William Bates played for his native Yorkshire, between 1907 and 1913 before joining Briton Ferry Steel C.C. in 1914 and qualifying for Glamorgan. Bates duly won a regular place in their team and became a most reliable opening batsman. In 1923 he scored a thousand runs for the season, without scoring a century, whilst in 1927 he became the first Glamorgan batsman to record a century in each innings, with 105 and 111 against Essex.
1927 was Bates` most productive season, as he scored 200 against Worcestershire at Kidderminster, as well as centuries against Nottinghamshire and the two at Leyton, to finish the summer with 1645 runs to his name. He also passed the 1500 run mark in 1928, and began a most prolific partnership with fellow Tyke, Arnold Dyson. The pair took great delight in sharing a stand of 233 for the first wicket against Yorkshire at Sheffield in 1930.
Bates was also a useful left-arm spinner, taking 8/93 against Essex in 1928, and was a most reliable fielder close to the wicket.
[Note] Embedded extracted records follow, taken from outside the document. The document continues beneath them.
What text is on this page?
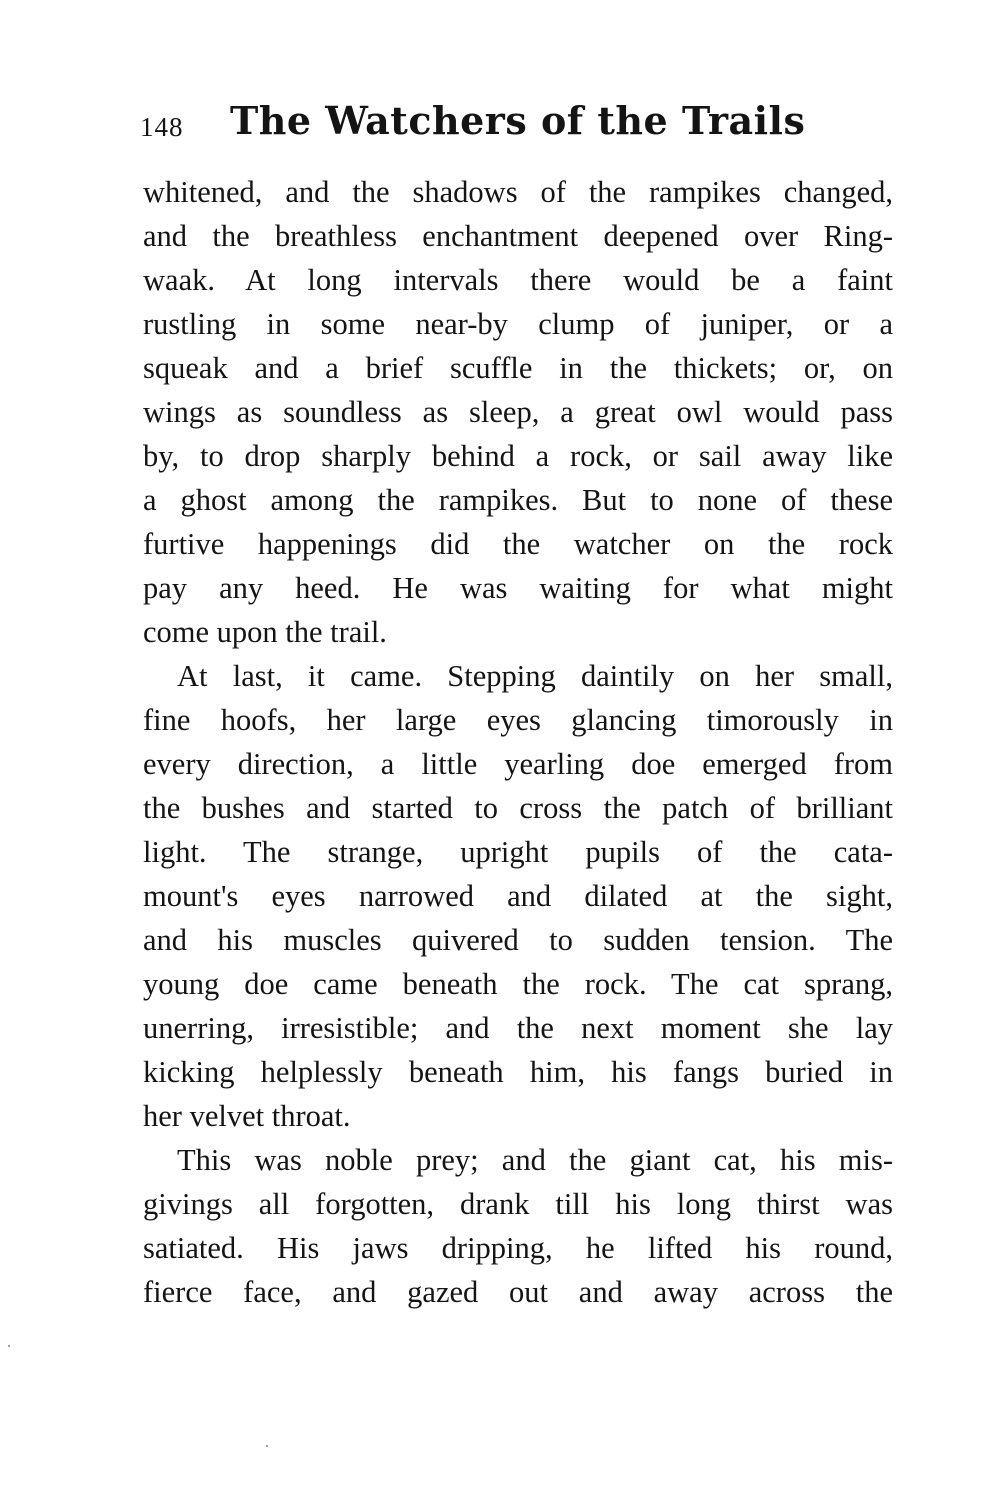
148 The Watchers of the Trails
whitened, and the shadows of the rampikes changed,
and the breathless enchantment deepened over Ring-
waak. At long intervals there would be a faint
rustling in some near-by clump of juniper, or a
squeak and a brief scuffle in the thickets; or, on
wings as soundless as sleep, a great owl would pass
by, to drop sharply behind a rock, or sail away like
a ghost among the rampikes. But to none of these
furtive happenings did the watcher on the rock
pay any heed. He was waiting for what might
come upon the trail.
At last, it came. Stepping daintily on her small,
fine hoofs, her large eyes glancing timorously in
every direction, a little yearling doe emerged from
the bushes and started to cross the patch of brilliant
light. The strange, upright pupils of the cata-
mount's eyes narrowed and dilated at the sight,
and his muscles quivered to sudden tension. The
young doe came beneath the rock. The cat sprang,
unerring, irresistible; and the next moment she lay
kicking helplessly beneath him, his fangs buried in
her velvet throat.
This was noble prey; and the giant cat, his mis-
givings all forgotten, drank till his long thirst was
satiated. His jaws dripping, he lifted his round,
fierce face, and gazed out and away across the
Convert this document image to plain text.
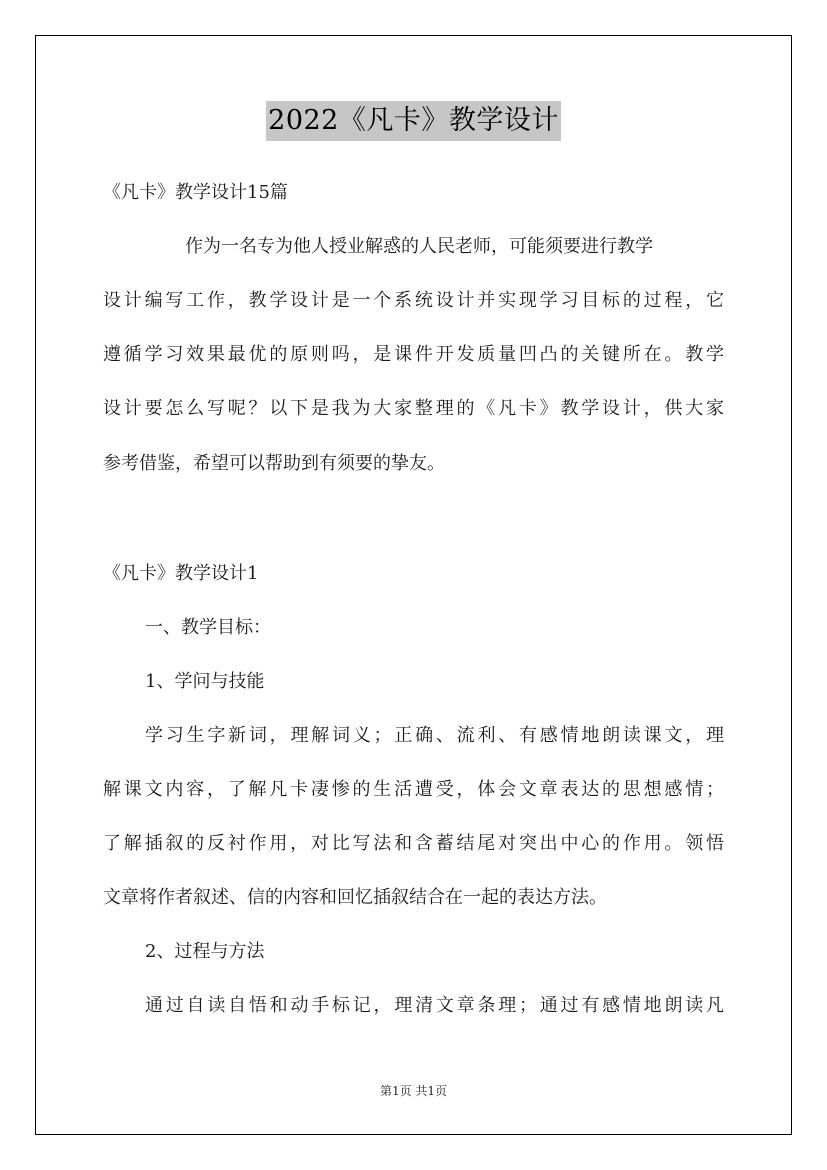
2022《凡卡》教学设计
《凡卡》教学设计15篇
作为一名专为他人授业解惑的人民老师，可能须要进行教学
设计编写工作，教学设计是一个系统设计并实现学习目标的过程，它
遵循学习效果最优的原则吗，是课件开发质量凹凸的关键所在。教学
设计要怎么写呢？以下是我为大家整理的《凡卡》教学设计，供大家
参考借鉴，希望可以帮助到有须要的挚友。
《凡卡》教学设计1
一、教学目标：
1、学问与技能
学习生字新词，理解词义；正确、流利、有感情地朗读课文，理
解课文内容，了解凡卡凄惨的生活遭受，体会文章表达的思想感情；
了解插叙的反衬作用，对比写法和含蓄结尾对突出中心的作用。领悟
文章将作者叙述、信的内容和回忆插叙结合在一起的表达方法。
2、过程与方法
通过自读自悟和动手标记，理清文章条理；通过有感情地朗读凡
第1页 共1页
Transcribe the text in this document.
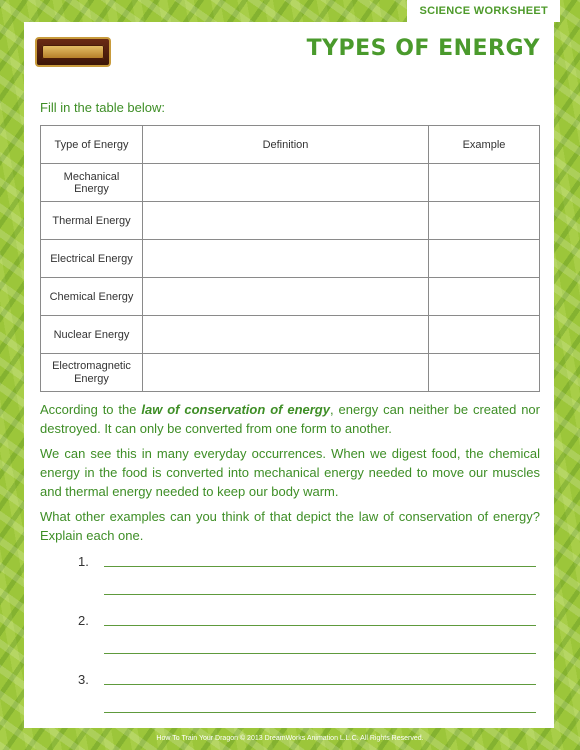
SCIENCE WORKSHEET
TYPES OF ENERGY
Fill in the table below:
Type of Energy	Definition	Example
Mechanical Energy		
Thermal Energy		
Electrical Energy		
Chemical Energy		
Nuclear Energy		
Electromagnetic Energy		

According to the law of conservation of energy, energy can neither be created nor destroyed. It can only be converted from one form to another.

We can see this in many everyday occurrences. When we digest food, the chemical energy in the food is converted into mechanical energy needed to move our muscles and thermal energy needed to keep our body warm.

What other examples can you think of that depict the law of conservation of energy? Explain each one.

1.
2.
3.
How To Train Your Dragon © 2013 DreamWorks Animation L.L.C. All Rights Reserved.
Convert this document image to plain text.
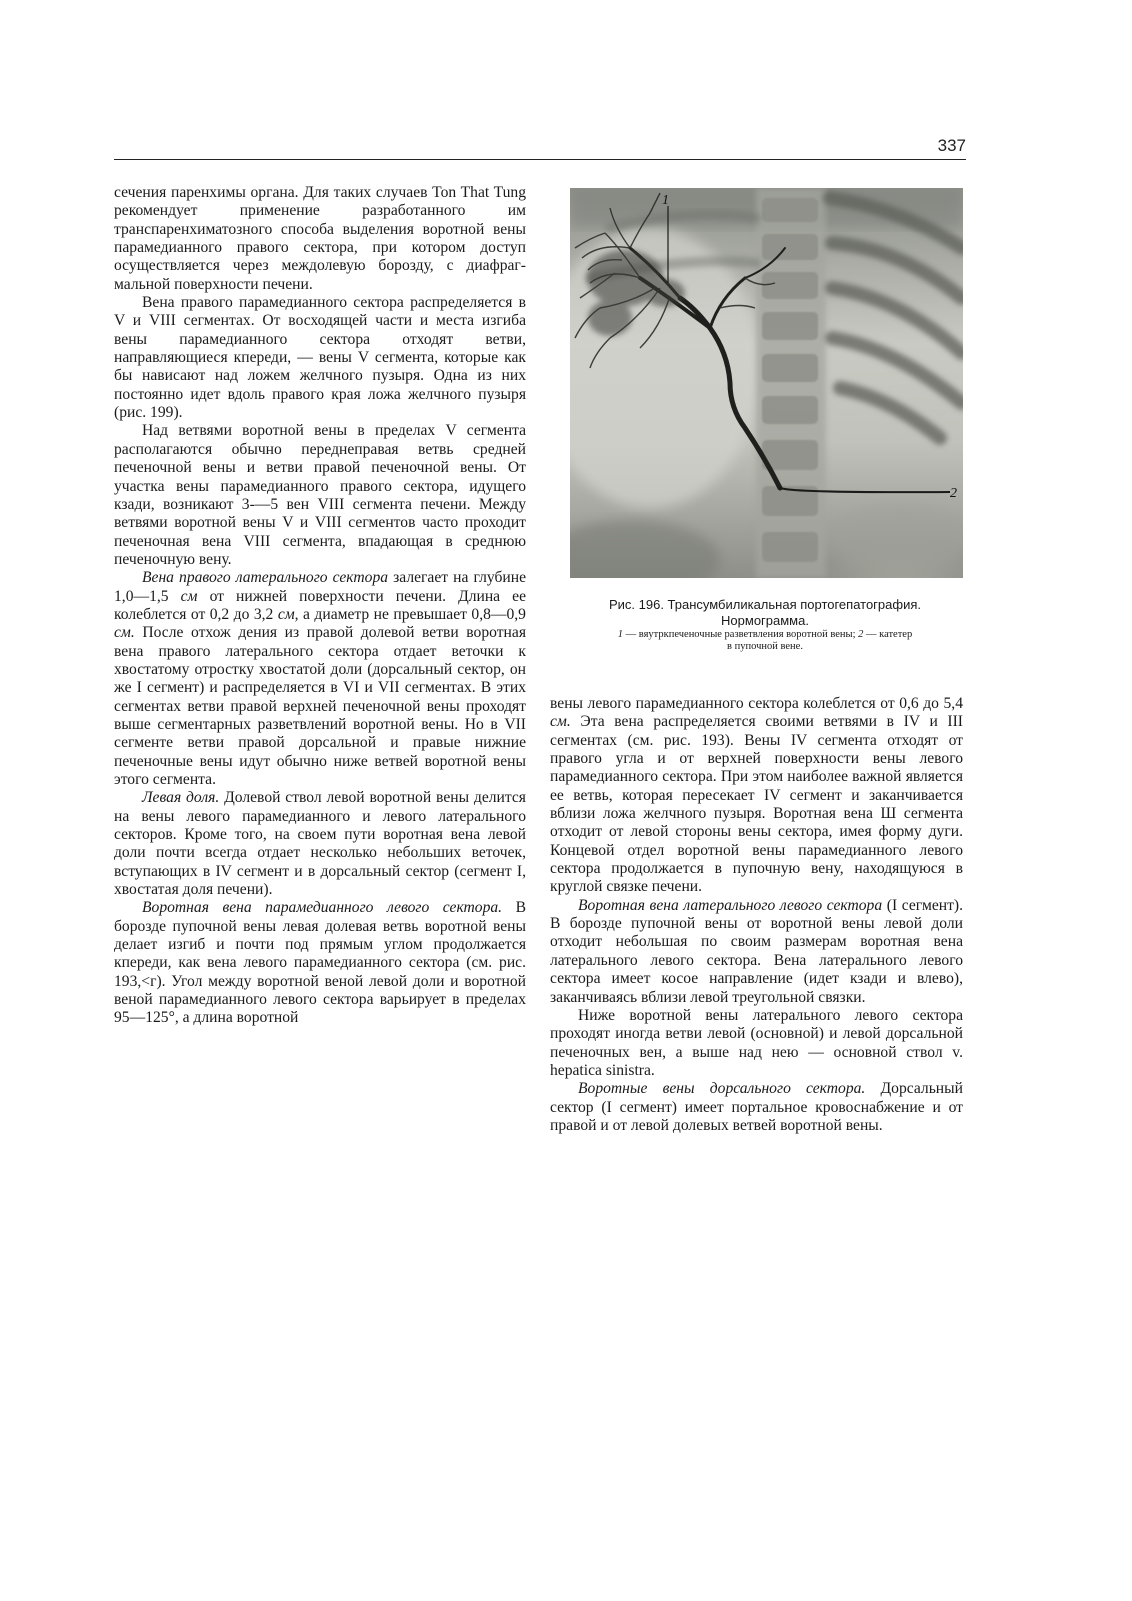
337

сечения паренхимы органа. Для таких случаев Ton That Tung рекомендует применение разработанного им транспаренхиматозного способа выделения воротной вены парамедианного правого сектора, при котором доступ осуществляется через междолевую борозду, с диафраг-мальной поверхности печени.

Вена правого парамедианного сектора распределяется в V и VIII сегментах. От восходящей части и места изгиба вены парамедианного сектора отходят ветви, направляющиеся кпереди, — вены V сегмента, которые как бы нависают над ложем желчного пузыря. Одна из них постоянно идет вдоль правого края ложа желчного пузыря (рис. 199).

Над ветвями воротной вены в пределах V сегмента располагаются обычно переднеправая ветвь средней печеночной вены и ветви правой печеночной вены. От участка вены парамедианного правого сектора, идущего кзади, возникают 3-—5 вен VIII сегмента печени. Между ветвями воротной вены V и VIII сегментов часто проходит печеночная вена VIII сегмента, впадающая в среднюю печеночную вену.

Вена правого латерального сектора залегает на глубине 1,0—1,5 см от нижней поверхности печени. Длина ее колеблется от 0,2 до 3,2 см, а диаметр не превышает 0,8—0,9 см. После отхож дения из правой долевой ветви воротная вена правого латерального сектора отдает веточки к хвостатому отростку хвостатой доли (дорсальный сектор, он же I сегмент) и распределяется в VI и VII сегментах. В этих сегментах ветви правой верхней печеночной вены проходят выше сегментарных разветвлений воротной вены. Но в VII сегменте ветви правой дорсальной и правые нижние печеночные вены идут обычно ниже ветвей воротной вены этого сегмента.

Левая доля. Долевой ствол левой воротной вены делится на вены левого парамедианного и левого латерального секторов. Кроме того, на своем пути воротная вена левой доли почти всегда отдает несколько небольших веточек, вступающих в IV сегмент и в дорсальный сектор (сегмент I, хвостатая доля печени).

Воротная вена парамедианного левого сектора. В борозде пупочной вены левая долевая ветвь воротной вены делает изгиб и почти под прямым углом продолжается кпереди, как вена левого парамедианного сектора (см. рис. 193,<г). Угол между воротной веной левой доли и воротной веной парамедианного левого сектора варьирует в пределах 95—125°, а длина воротной

1
2
Рис. 196. Трансумбиликальная портогепатография.
Нормограмма.
1 — вяутркпеченочные разветвления воротной вены; 2 — катетер
в пупочной вене.

вены левого парамедианного сектора колеблется от 0,6 до 5,4 см. Эта вена распределяется своими ветвями в IV и III сегментах (см. рис. 193). Вены IV сегмента отходят от правого угла и от верхней поверхности вены левого парамедианного сектора. При этом наиболее важной является ее ветвь, которая пересекает IV сегмент и заканчивается вблизи ложа желчного пузыря. Воротная вена Ш сегмента отходит от левой стороны вены сектора, имея форму дуги. Концевой отдел воротной вены парамедианного левого сектора продолжается в пупочную вену, находящуюся в круглой связке печени.

Воротная вена латерального левого сектора (I сегмент). В борозде пупочной вены от воротной вены левой доли отходит небольшая по своим размерам воротная вена латерального левого сектора. Вена латерального левого сектора имеет косое направление (идет кзади и влево), заканчиваясь вблизи левой треугольной связки.

Ниже воротной вены латерального левого сектора проходят иногда ветви левой (основной) и левой дорсальной печеночных вен, а выше над нею — основной ствол v. hepatica sinistra.

Воротные вены дорсального сектора. Дорсальный сектор (I сегмент) имеет портальное кровоснабжение и от правой и от левой долевых ветвей воротной вены.
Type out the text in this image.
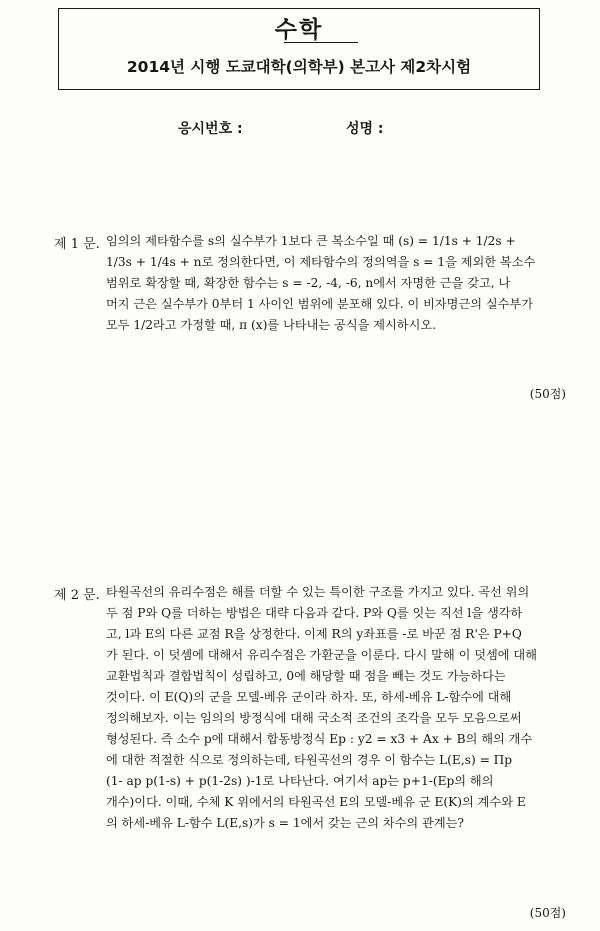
수학
2014년 시행 도쿄대학(의학부) 본고사 제2차시험
응시번호 :	성명 :
제 1 문. 임의의 제타함수를 s의 실수부가 1보다 큰 복소수일 때 (s) = 1/1s + 1/2s +
1/3s + 1/4s + n로 정의한다면, 이 제타함수의 정의역을 s = 1을 제외한 복소수
범위로 확장할 때, 확장한 함수는 s = -2, -4, -6, n에서 자명한 근을 갖고, 나
머지 근은 실수부가 0부터 1 사이인 범위에 분포해 있다. 이 비자명근의 실수부가
모두 1/2라고 가정할 때, π (x)를 나타내는 공식을 제시하시오.
(50점)
제 2 문. 타원곡선의 유리수점은 해를 더할 수 있는 특이한 구조를 가지고 있다. 곡선 위의
두 점 P와 Q를 더하는 방법은 대략 다음과 같다. P와 Q를 잇는 직선 l을 생각하
고, l과 E의 다른 교점 R을 상정한다. 이제 R의 y좌표를 -로 바꾼 점 R'은 P+Q
가 된다. 이 덧셈에 대해서 유리수점은 가환군을 이룬다. 다시 말해 이 덧셈에 대해
교환법칙과 결합법칙이 성립하고, 0에 해당할 때 점을 빼는 것도 가능하다는
것이다. 이 E(Q)의 군을 모델-베유 군이라 하자. 또, 하세-베유 L-함수에 대해
정의해보자. 이는 임의의 방정식에 대해 국소적 조건의 조각을 모두 모음으로써
형성된다. 즉 소수 p에 대해서 합동방정식 Ep : y2 = x3 + Ax + B의 해의 개수
에 대한 적절한 식으로 정의하는데, 타원곡선의 경우 이 함수는 L(E,s) = Πp
(1- ap p(1-s) + p(1-2s) )-1로 나타난다. 여기서 ap는 p+1-(Ep의 해의
개수)이다. 이때, 수체 K 위에서의 타원곡선 E의 모델-베유 군 E(K)의 계수와 E
의 하세-베유 L-함수 L(E,s)가 s = 1에서 갖는 근의 차수의 관계는?
(50점)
However, Glamorgan had to dispense with his useful services in 1931, as financial problems caused them to prune their professional staff. Bates subsequently played for Cheshire in the Minor County Championship, before becoming a groundsman and coach in Northern Ireland. In his youth, Bates had been a useful footballer, playing for Bolton and Leeds United, and his son Ted Bates both played for, and managed, Southampton.